LG: I love what a well-populated novel The Great Believers is! And, the same could be said about the narrative commitment you made to the worlds you bring to life: the gay community of Chicago in the 80s during the AIDS siege, and the community of survivors for whom those losses remain alive thirty years later and across a sea. It’s interesting to me that we both turned from stories to multi-generational sagas. I am a great admirer of the spare prose and clean narratives of Rachel Cusk’s Outline trilogy and Sigrid Nunez’s The Friend, books with constrained casts of characters and tight time frames. But I also love books, like Alice McDermott’s novels and Jennifer Egan’s Manhattan Beach, that tackle wider swathes of society and history — and, as their many admirers demonstrate, I’m clearly not alone.

As for “narrative purpose,” I’m only now beginning to see how I might define that more clearly from the outset (a goal, in fact, for the novel-in-progress) rather than discovering it post facto.

RM: If the you who started this book could have read the finished product, what do you think would have surprised you the most?

LG: Certainly the gorgeous cover that reflects so many of the novel’s motifs. I’d always imagined using one of the black and white photographs from the actual Peacock Feast, but my whip-smart editor, Sarah Crichton, nixed that idea: it would telegraph “historical fiction,” which she pointed out would be misleading since a third of the book is set in 2013 and, of the rest, a good portion takes place from the ’60s forward. I imagine that you faced the same question about whether The Great Believers, which toggles between 1980s Chicago and Paris in 2015, should be viewed as “historical.”
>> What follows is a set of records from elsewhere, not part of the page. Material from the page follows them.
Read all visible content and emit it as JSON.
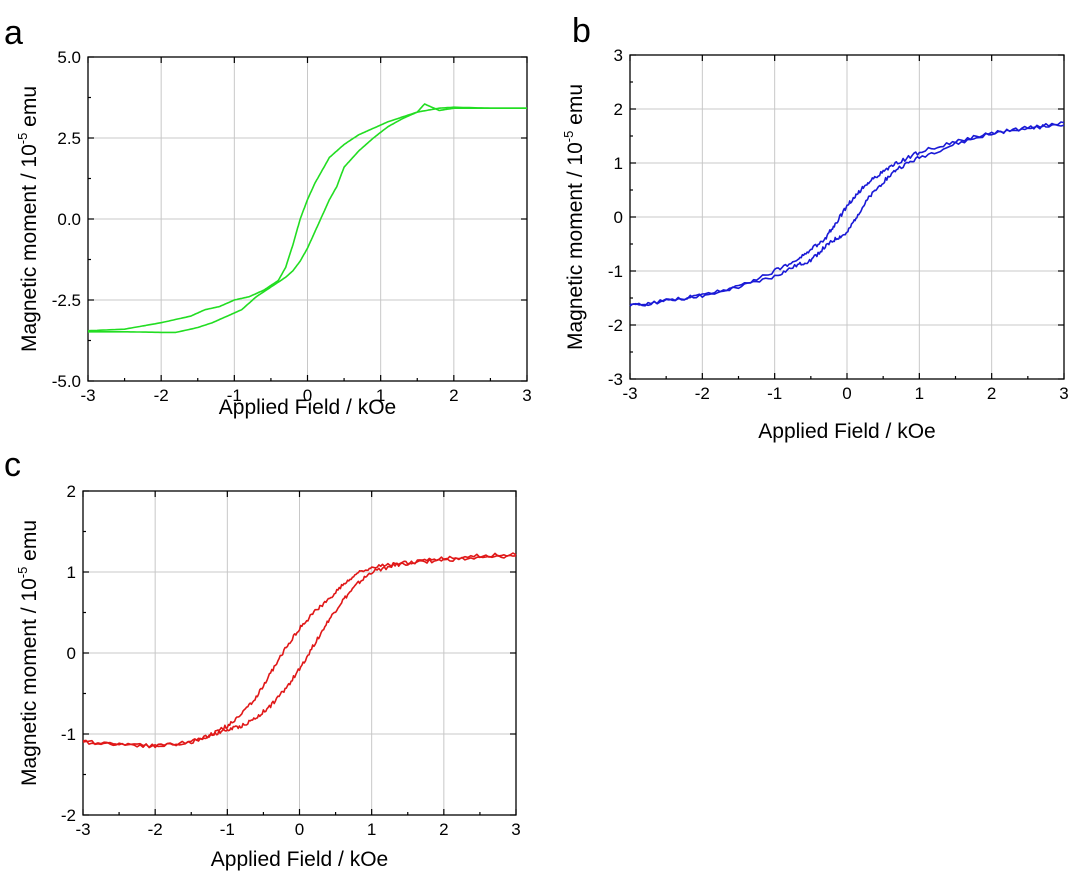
{
  "chart_data": [
    {
      "panel": "a",
      "type": "line",
      "xlabel": "Applied Field / kOe",
      "ylabel_main": "Magnetic moment / 10",
      "ylabel_sup": "-5",
      "ylabel_unit": " emu",
      "xlim": [
        -3,
        3
      ],
      "ylim": [
        -5,
        5
      ],
      "xticks": [
        -3,
        -2,
        -1,
        0,
        1,
        2,
        3
      ],
      "xtick_labels": [
        "-3",
        "-2",
        "-1",
        "0",
        "1",
        "2",
        "3"
      ],
      "yticks": [
        -5,
        -2.5,
        0,
        2.5,
        5
      ],
      "ytick_labels": [
        "-5.0",
        "-2.5",
        "0.0",
        "2.5",
        "5.0"
      ],
      "grid": true,
      "color": "#22dd22",
      "series": [
        {
          "x": [
            -3,
            -2.5,
            -2,
            -1.6,
            -1.4,
            -1.2,
            -1.0,
            -0.8,
            -0.6,
            -0.4,
            -0.3,
            -0.2,
            -0.1,
            0,
            0.1,
            0.2,
            0.3,
            0.5,
            0.7,
            0.9,
            1.1,
            1.3,
            1.5,
            1.6,
            1.8,
            2,
            2.5,
            3
          ],
          "y": [
            -3.45,
            -3.4,
            -3.2,
            -3.0,
            -2.8,
            -2.7,
            -2.5,
            -2.4,
            -2.2,
            -1.9,
            -1.5,
            -0.8,
            0.0,
            0.6,
            1.1,
            1.5,
            1.9,
            2.3,
            2.6,
            2.8,
            3.0,
            3.15,
            3.3,
            3.55,
            3.35,
            3.42,
            3.42,
            3.42
          ]
        },
        {
          "x": [
            3,
            2.5,
            2,
            1.8,
            1.5,
            1.3,
            1.1,
            0.9,
            0.7,
            0.5,
            0.4,
            0.3,
            0.2,
            0.1,
            0,
            -0.1,
            -0.2,
            -0.3,
            -0.5,
            -0.7,
            -0.9,
            -1.1,
            -1.3,
            -1.5,
            -1.8,
            -2,
            -2.5,
            -3
          ],
          "y": [
            3.42,
            3.42,
            3.45,
            3.42,
            3.3,
            3.1,
            2.85,
            2.5,
            2.1,
            1.6,
            1.0,
            0.6,
            0.1,
            -0.4,
            -0.9,
            -1.3,
            -1.6,
            -1.8,
            -2.1,
            -2.4,
            -2.8,
            -3.0,
            -3.2,
            -3.35,
            -3.5,
            -3.5,
            -3.48,
            -3.48
          ]
        }
      ]
    },
    {
      "panel": "b",
      "type": "line",
      "xlabel": "Applied Field / kOe",
      "ylabel_main": "Magnetic moment / 10",
      "ylabel_sup": "-5",
      "ylabel_unit": " emu",
      "xlim": [
        -3,
        3
      ],
      "ylim": [
        -3,
        3
      ],
      "xticks": [
        -3,
        -2,
        -1,
        0,
        1,
        2,
        3
      ],
      "xtick_labels": [
        "-3",
        "-2",
        "-1",
        "0",
        "1",
        "2",
        "3"
      ],
      "yticks": [
        -3,
        -2,
        -1,
        0,
        1,
        2,
        3
      ],
      "ytick_labels": [
        "-3",
        "-2",
        "-1",
        "0",
        "1",
        "2",
        "3"
      ],
      "grid": true,
      "color": "#1a1ad6",
      "series": [
        {
          "x": [
            -3,
            -2.5,
            -2,
            -1.5,
            -1,
            -0.7,
            -0.5,
            -0.3,
            -0.15,
            0,
            0.15,
            0.3,
            0.5,
            0.7,
            1,
            1.5,
            2,
            2.5,
            3
          ],
          "y": [
            -1.65,
            -1.55,
            -1.45,
            -1.3,
            -1.1,
            -0.9,
            -0.8,
            -0.55,
            -0.4,
            -0.3,
            0.05,
            0.35,
            0.65,
            0.9,
            1.1,
            1.35,
            1.55,
            1.65,
            1.7
          ]
        },
        {
          "x": [
            3,
            2.5,
            2,
            1.5,
            1,
            0.7,
            0.5,
            0.3,
            0.15,
            0,
            -0.15,
            -0.3,
            -0.5,
            -0.7,
            -1,
            -1.5,
            -2,
            -2.5,
            -3
          ],
          "y": [
            1.75,
            1.65,
            1.55,
            1.4,
            1.2,
            1.0,
            0.85,
            0.65,
            0.45,
            0.2,
            -0.1,
            -0.4,
            -0.6,
            -0.8,
            -1.0,
            -1.3,
            -1.45,
            -1.55,
            -1.65
          ]
        }
      ]
    },
    {
      "panel": "c",
      "type": "line",
      "xlabel": "Applied Field / kOe",
      "ylabel_main": "Magnetic moment / 10",
      "ylabel_sup": "-5",
      "ylabel_unit": " emu",
      "xlim": [
        -3,
        3
      ],
      "ylim": [
        -2,
        2
      ],
      "xticks": [
        -3,
        -2,
        -1,
        0,
        1,
        2,
        3
      ],
      "xtick_labels": [
        "-3",
        "-2",
        "-1",
        "0",
        "1",
        "2",
        "3"
      ],
      "yticks": [
        -2,
        -1,
        0,
        1,
        2
      ],
      "ytick_labels": [
        "-2",
        "-1",
        "0",
        "1",
        "2"
      ],
      "grid": true,
      "color": "#e01818",
      "series": [
        {
          "x": [
            -3,
            -2.5,
            -2,
            -1.5,
            -1.2,
            -1,
            -0.8,
            -0.6,
            -0.4,
            -0.2,
            0,
            0.2,
            0.4,
            0.6,
            0.8,
            1,
            1.3,
            1.6,
            2,
            2.5,
            3
          ],
          "y": [
            -1.1,
            -1.12,
            -1.15,
            -1.1,
            -1.0,
            -0.95,
            -0.9,
            -0.8,
            -0.65,
            -0.45,
            -0.2,
            0.1,
            0.4,
            0.65,
            0.85,
            1.0,
            1.08,
            1.12,
            1.15,
            1.17,
            1.2
          ]
        },
        {
          "x": [
            3,
            2.5,
            2,
            1.6,
            1.3,
            1,
            0.8,
            0.6,
            0.4,
            0.2,
            0,
            -0.2,
            -0.4,
            -0.6,
            -0.8,
            -1,
            -1.2,
            -1.5,
            -2,
            -2.5,
            -3
          ],
          "y": [
            1.22,
            1.2,
            1.17,
            1.12,
            1.1,
            1.05,
            0.98,
            0.85,
            0.65,
            0.5,
            0.3,
            0.05,
            -0.25,
            -0.55,
            -0.75,
            -0.9,
            -1.0,
            -1.1,
            -1.15,
            -1.12,
            -1.1
          ]
        }
      ]
    }
  ]
}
I would have been surprised, too, by some of the recurring themes: art vs. decoration, the bond between brother and sister, what makes a home, what constitutes a good death. Most of all, though, I would have been surprised by how damned hard this book was to write, how many characters and scenes were left on the cutting room floor, and the number of drafts it took to complete.

Lisa Gornick is the author of Louisa Meets Bear, Tinderbox, and A Private Sorcery. Her stories and essays have appeared widely, including in The New York Times, Prairie Schooner, Real Simple, Salon, Slate, and The Sun. She holds a BA from Princeton and a Ph.D. in clinical psychology from Yale, and is on the faculty of the Columbia University Center for Psychoanalytic Training and Research. A long-time New Yorker, she lives in Manhattan with her family.